Все-таки баронесса не удержалась и погладила коробку, словно та была живым существом. Александр смутился. Помнится, отец когда-то что-то рассказывал об этом, но, по правде говоря, ему никогда не было дела до их фамильных безделушек.
– Они очень пойдут Бетти. – Мать наконец решилась и протянула сыну коробку. – Возьми.
Он поднялся с места, смутно чувствуя, что именно этого требовал ритуал передачи драгоценностей, и взял коробку.
– Можно посмотреть?
– Конечно. – И мать добавила, не удержавшись от вздоха: – Они теперь твои.
Александр открыл коробку. Внутри лежала изумрудная парюра – без сомнения, старинная и дорогая, с крупными камнями в обрамлении бриллиантов, которые тускло блестели на пыльном бархате. Ожерелье, два браслета, небольшая диадема, брошка, держатель для букета, который крепится к платью, и кольцо. Молодой человек припомнил, что портрет матери в этих украшениях висит в ее спальне, и почувствовал неловкость. Может быть, лучше все-таки заказать для Бетти отдельную парюру?

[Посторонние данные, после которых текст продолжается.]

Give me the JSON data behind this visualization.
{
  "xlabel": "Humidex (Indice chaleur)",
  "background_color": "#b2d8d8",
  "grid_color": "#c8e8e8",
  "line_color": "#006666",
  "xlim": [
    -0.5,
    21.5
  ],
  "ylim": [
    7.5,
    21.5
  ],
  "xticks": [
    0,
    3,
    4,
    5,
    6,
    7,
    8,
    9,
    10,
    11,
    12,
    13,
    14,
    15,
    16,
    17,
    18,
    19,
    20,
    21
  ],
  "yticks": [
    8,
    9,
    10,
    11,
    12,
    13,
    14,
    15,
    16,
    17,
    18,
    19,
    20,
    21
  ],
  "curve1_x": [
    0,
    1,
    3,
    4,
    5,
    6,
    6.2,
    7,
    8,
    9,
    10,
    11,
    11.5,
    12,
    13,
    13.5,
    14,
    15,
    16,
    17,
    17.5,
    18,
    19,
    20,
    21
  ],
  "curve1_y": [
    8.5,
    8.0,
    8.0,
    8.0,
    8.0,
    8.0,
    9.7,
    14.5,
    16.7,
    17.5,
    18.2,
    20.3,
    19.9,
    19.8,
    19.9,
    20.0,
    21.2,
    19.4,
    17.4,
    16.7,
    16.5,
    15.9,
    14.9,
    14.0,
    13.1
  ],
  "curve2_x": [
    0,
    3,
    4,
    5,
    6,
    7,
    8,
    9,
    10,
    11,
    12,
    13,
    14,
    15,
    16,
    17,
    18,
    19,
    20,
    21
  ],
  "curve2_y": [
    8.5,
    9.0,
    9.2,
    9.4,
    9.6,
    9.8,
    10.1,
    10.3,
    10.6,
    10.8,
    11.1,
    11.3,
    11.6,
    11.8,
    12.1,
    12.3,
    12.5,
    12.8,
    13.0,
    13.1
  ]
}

– Нет, нет, – сказала мать поспешно, уловив его намерение. – Все знают, что эти украшения должна носить твоя невеста, так что было бы невежливо… Ну, ты понимаешь.
И она сама закрыла коробку, этим жестом словно отрекаясь от парюры навсегда. Потом спросила:
– Как твоя рука, лучше?
– Я как раз собираюсь идти к Боткину, – ответил сын. – А что вы говорили о подкопе?